Difficile dire se sia capolavoro meno. Certo, è l’unico film che valga la pena davvero di vedere durante queste feste…e non solo. Non mi parlate di Narnia vi prego, e non parlatemi dei cinepanettoni di Neri Parenti o Pieraccioni. Qui voliamo alto verso terreni più o meno inesplorati dell’emozione umana e verso una rivisitazione del mito della bella e la bestia da far dimenticare ogni rilettura precedente. E’ di ieri la notizia che la BFCA assegnerà a King Kong il 9 gennaio un premio speciale dopo che molti membri dell'associazione avevano espresso la volontà di votare il gorilla come miglior attore. Non mi parlate dunque di pupazzi animati o di squallido utilizzo di effetti speciali.
Ma veniamo alla pellicola.
187 minuti di godimento assoluto, non solo per un pubblico che vede al cinema come mero strumento di entertainment ma anche – e sottolineo soprattutto – per quei palati più cinefili che nel cinema cercano altro. Letture più o meno esplicite, citazioni più o meno colte, capacità assolute di governare lo strumento tecnico. Sfido chiunque a parlare di brutto film.
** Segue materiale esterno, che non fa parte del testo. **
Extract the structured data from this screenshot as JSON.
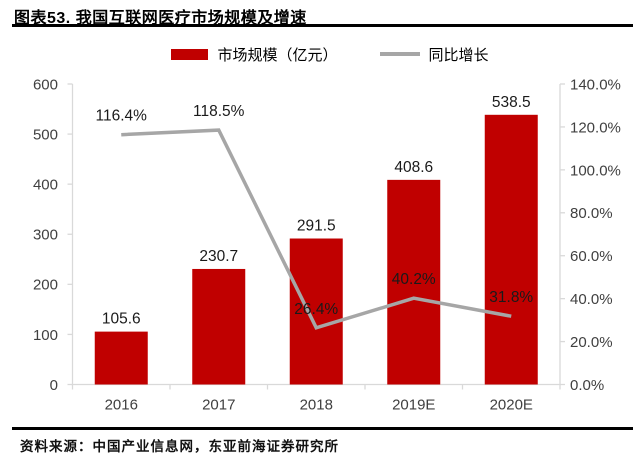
{
  "title": "图表53. 我国互联网医疗市场规模及增速",
  "source": "资料来源：中国产业信息网，东亚前海证券研究所",
  "legend": [
    {
      "label": "市场规模（亿元）",
      "marker": "bar-swatch",
      "color": "#c00000"
    },
    {
      "label": "同比增长",
      "marker": "line-swatch",
      "color": "#a6a6a6"
    }
  ],
  "colors": {
    "bar": "#c00000",
    "line": "#a6a6a6",
    "axis": "#d9d9d9",
    "tick_text": "#404040",
    "data_label": "#1a1a1a"
  },
  "chart_data": {
    "type": "bar",
    "title": "我国互联网医疗市场规模及增速",
    "categories": [
      "2016",
      "2017",
      "2018",
      "2019E",
      "2020E"
    ],
    "series": [
      {
        "name": "市场规模（亿元）",
        "type": "bar",
        "axis": "left",
        "color": "#c00000",
        "values": [
          105.6,
          230.7,
          291.5,
          408.6,
          538.5
        ],
        "labels": [
          "105.6",
          "230.7",
          "291.5",
          "408.6",
          "538.5"
        ]
      },
      {
        "name": "同比增长",
        "type": "line",
        "axis": "right",
        "color": "#a6a6a6",
        "values": [
          116.4,
          118.5,
          26.4,
          40.2,
          31.8
        ],
        "labels": [
          "116.4%",
          "118.5%",
          "26.4%",
          "40.2%",
          "31.8%"
        ]
      }
    ],
    "left_axis": {
      "min": 0,
      "max": 600,
      "step": 100,
      "ticks": [
        "600",
        "500",
        "400",
        "300",
        "200",
        "100",
        "0"
      ]
    },
    "right_axis": {
      "min": 0,
      "max": 140,
      "step": 20,
      "ticks": [
        "140.0%",
        "120.0%",
        "100.0%",
        "80.0%",
        "60.0%",
        "40.0%",
        "20.0%",
        "0.0%"
      ]
    },
    "grid": false,
    "legend_position": "top"
  }
}
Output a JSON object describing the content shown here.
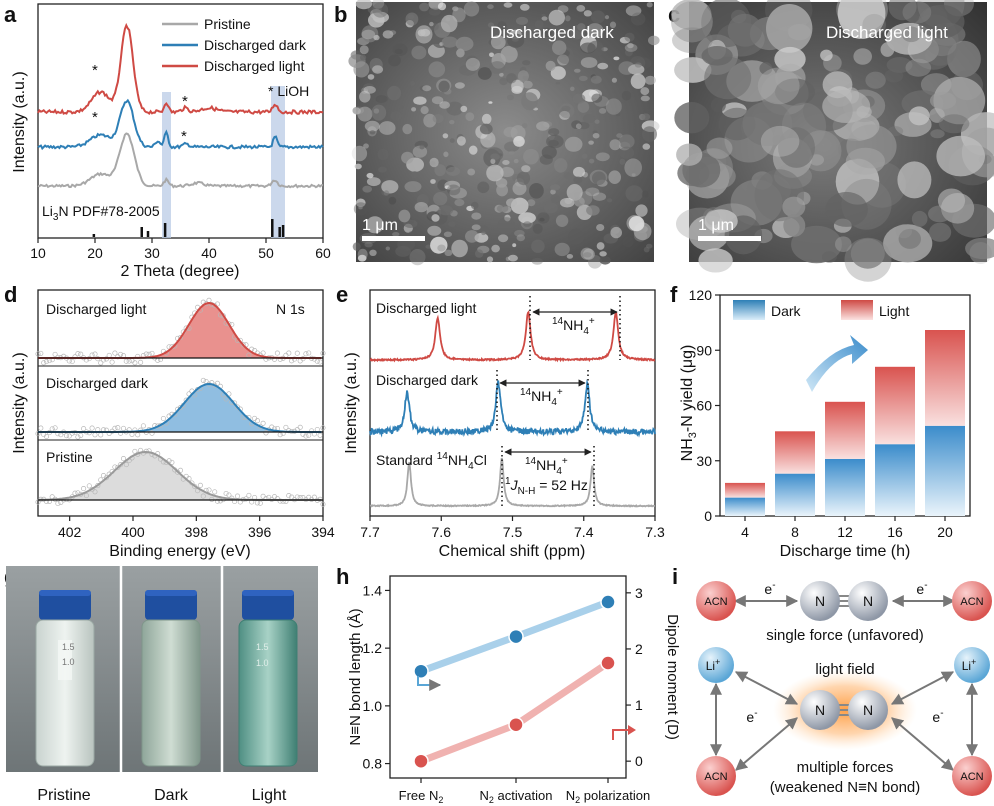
{
  "panels": {
    "a": {
      "letter": "a",
      "legend": [
        "Pristine",
        "Discharged dark",
        "Discharged light"
      ],
      "colors": [
        "#a8a8a8",
        "#2e7fb6",
        "#cf4a44"
      ],
      "star": "*",
      "lioh_label": "* LiOH",
      "ref_label_pre": "Li",
      "ref_label_sub": "3",
      "ref_label_post": "N PDF#78-2005",
      "xlabel": "2 Theta (degree)",
      "ylabel": "Intensity (a.u.)",
      "xticks": [
        "10",
        "20",
        "30",
        "40",
        "50",
        "60"
      ]
    },
    "b": {
      "letter": "b",
      "title": "Discharged dark",
      "scale": "1 μm"
    },
    "c": {
      "letter": "c",
      "title": "Discharged light",
      "scale": "1 μm"
    },
    "d": {
      "letter": "d",
      "core": "N 1s",
      "labels": [
        "Discharged light",
        "Discharged dark",
        "Pristine"
      ],
      "xlabel": "Binding energy (eV)",
      "ylabel": "Intensity (a.u.)",
      "xticks": [
        "402",
        "400",
        "398",
        "396",
        "394"
      ]
    },
    "e": {
      "letter": "e",
      "labels": [
        "Discharged light",
        "Discharged dark"
      ],
      "std_pre": "Standard ",
      "std_sup": "14",
      "std_post": "NH",
      "std_sub": "4",
      "std_tail": "Cl",
      "nh4_sup": "14",
      "nh4_main": "NH",
      "nh4_sub": "4",
      "nh4_plus": "+",
      "j_main": "J",
      "j_sub": "N-H",
      "j_value": " = 52 Hz",
      "j_one": "1",
      "xlabel": "Chemical shift (ppm)",
      "ylabel": "Intensity (a.u.)",
      "xticks": [
        "7.7",
        "7.6",
        "7.5",
        "7.4",
        "7.3"
      ]
    },
    "g": {
      "letter": "g",
      "labels": [
        "Pristine",
        "Dark",
        "Light"
      ],
      "ticks": [
        "1.5",
        "1.0"
      ]
    },
    "h": {
      "letter": "h",
      "ylabel_left": "N≡N bond length (Å)",
      "ylabel_right": "Dipole moment (D)",
      "yticks_left": [
        "0.8",
        "1.0",
        "1.2",
        "1.4"
      ],
      "yticks_right": [
        "0",
        "1",
        "2",
        "3"
      ],
      "cat1": "Free N",
      "cat_sub": "2",
      "cat2_pre": "N",
      "cat2_post": " activation",
      "cat3_pre": "N",
      "cat3_post": " polarization"
    },
    "i": {
      "letter": "i",
      "acn": "ACN",
      "n": "N",
      "li": "Li",
      "li_sup": "+",
      "electron": "e",
      "electron_sup": "-",
      "single": "single force (unfavored)",
      "light_field": "light field",
      "multiple": "multiple forces",
      "weakened": "(weakened N≡N bond)"
    }
  },
  "chart_data": [
    {
      "panel": "f",
      "letter": "f",
      "type": "bar",
      "stacked": true,
      "categories": [
        "4",
        "8",
        "12",
        "16",
        "20"
      ],
      "series": [
        {
          "name": "Dark",
          "values": [
            10,
            23,
            31,
            39,
            49
          ],
          "color": "#3b8ccb"
        },
        {
          "name": "Light",
          "values": [
            8,
            23,
            31,
            42,
            52
          ],
          "color": "#d9534f"
        }
      ],
      "xlabel": "Discharge time (h)",
      "ylabel_pre": "NH",
      "ylabel_sub": "3",
      "ylabel_post": "-N yield (μg)",
      "ylim": [
        0,
        120
      ],
      "yticks": [
        0,
        30,
        60,
        90,
        120
      ],
      "legend": "top-left"
    },
    {
      "panel": "h",
      "type": "line",
      "categories": [
        "Free N2",
        "N2 activation",
        "N2 polarization"
      ],
      "series": [
        {
          "axis": "left",
          "values": [
            1.12,
            1.24,
            1.36
          ],
          "color": "#5aa6d6",
          "ylim": [
            0.8,
            1.4
          ]
        },
        {
          "axis": "right",
          "values": [
            0.0,
            0.65,
            1.75
          ],
          "color": "#d9534f",
          "ylim": [
            0,
            3
          ]
        }
      ]
    }
  ]
}
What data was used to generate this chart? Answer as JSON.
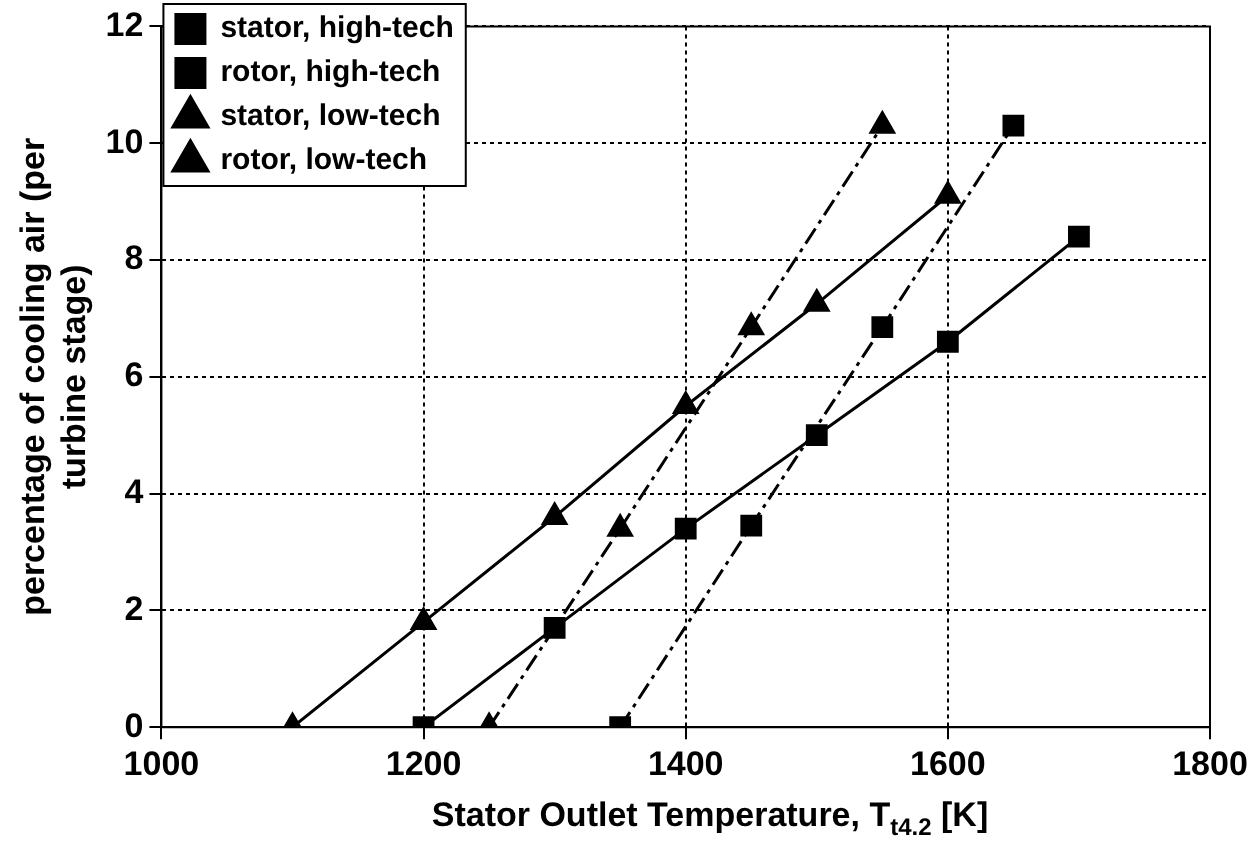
{
  "chart_data": {
    "type": "line",
    "xlabel": "Stator Outlet Temperature, T$_{t4.2}$ [K]",
    "ylabel": "percentage of cooling air (per turbine stage)",
    "xlim": [
      1000,
      1800
    ],
    "xticks": [
      1000,
      1200,
      1400,
      1600,
      1800
    ],
    "ylim": [
      0,
      12
    ],
    "yticks": [
      0,
      2,
      4,
      6,
      8,
      10,
      12
    ],
    "grid": true,
    "legend": "top left",
    "series": [
      {
        "name": "stator, high-tech",
        "color": "#000000",
        "marker": "square",
        "line_style": "solid",
        "x": [
          1200,
          1300,
          1400,
          1500,
          1600,
          1700
        ],
        "values": [
          0,
          1.7,
          3.4,
          5.0,
          6.6,
          8.4
        ]
      },
      {
        "name": "rotor, high-tech",
        "color": "#000000",
        "marker": "square",
        "line_style": "dashed",
        "x": [
          1350,
          1450,
          1550,
          1650
        ],
        "values": [
          0,
          3.45,
          6.85,
          10.3
        ]
      },
      {
        "name": "stator, low-tech",
        "color": "#000000",
        "marker": "triangle",
        "line_style": "solid",
        "x": [
          1100,
          1200,
          1300,
          1400,
          1500,
          1600
        ],
        "values": [
          0,
          1.8,
          3.6,
          5.5,
          7.25,
          9.1
        ]
      },
      {
        "name": "rotor, low-tech",
        "color": "#000000",
        "marker": "triangle",
        "line_style": "dashed",
        "x": [
          1250,
          1350,
          1450,
          1550
        ],
        "values": [
          0,
          3.4,
          6.85,
          10.3
        ]
      }
    ]
  }
}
Non scherziamo.
Certo, l’inizio è lunghino – 75 minuti prima di imbattersi in Kong – ma del tutto funzionali all’azione ed alla costruzione dei personaggi anche più piccoli. Certo la storia a molti è nota ma assicuro chiunque che ci sono almeno una decina di trovate, anche scenografiche oltre che di sceneggiatura, che valgono da sole il prezzo del biglietto. Le emozioni sono tante e di ogni genere, da quelle più vicine al terrore a quelle più vicine a sentimenti di dolcezza difficilmente espresse prima e comunque uniche. Non fatevi bloccare dal pregiudizio che avete nei confronti del film fantastico o del film con mostri. Non siamo in questo territorio. Non andate a cercare emozioni in altre sale che non siano quella dove mandano Kong con la scusa che a Natale è meglio farsi due risate. Questo non solo “è” il film di natale, per il semplice fatto che ci parla di amore vero ed incondizionato, in tutte le sue espressioni, ma è un film intelligente e “pieno”. Saranno i soldi meglio spesi di quest’anno che finisce, ve lo assicuro.
Io sono già alla seconda visione. Non so se ce ne saranno altre, ma le prime due mi hanno concesso di sognare ad occhi aperti. Non toglietevi questa possibilità.
Buon Natale!

Wednesday, September 19, 2007

Simpsons: The Movie





Moderno. Irriverente. Cattivo. Intelligente. Scomodo. Quanti aggettivi si sono usati e quanti se ne usano tutti i giorni per parlare della più longeva delle serie Tv americane. Ed anche la più importante della storia secondo il Times.
Insomma vietato liquidare questo come l'ennesimo adattamento cinematografico dalla TV. Chi lo fa sbaglia. Chi lo fa dimostra di non averne capito l'importanza come evento socio-culturale. E non importa che lo stesso Homer in incipit ci dica quanto siamo stupidi perchè andiamo al cinema e paghiamo per vedere qualcosa che gratis danno in TV. The Simpsons Movie va visto.
Certo, non tutti potranno apprezzarne la profondità delle citazioni. Ma chi ha visto "An inconvenience truth", il documentario sul riscaldamento terrestre di Al - mancato presidente - Gore, coglierà anche il lato più preoccupante/preoccupato del film. Ok, c'e' della retorica, specie sul finale. Ok non è altro che lo show televisivo prolungato per due ore. Ma ci sono almeno una ventine di scene che valgono il prezzo del biglietto. Intendo DA SOLE valgono il prezzo del biglietto. Di questi tempi non è poco.
Una per tutte? La racconto perchè non costituisce spoiler. Diciamo solo che c'e' una catastrofe annunciata. Ad un certo punto la "macchina da presa" indugia su due edifici. Bar e Chiesa, adiacenti e sulla stessa strada. Ecco. E' il momento di massimo panico oltre che di probabile morte e cosa succede? I fedeli fuggono dalla chiesa per entrare nel bar ad ubriacarsi. Gli avvinazzati scappano in chiesa per pregare e pentirsi dei peccati commessi in una vita di dissoluzione. Meglio di un manuale di Sociologia.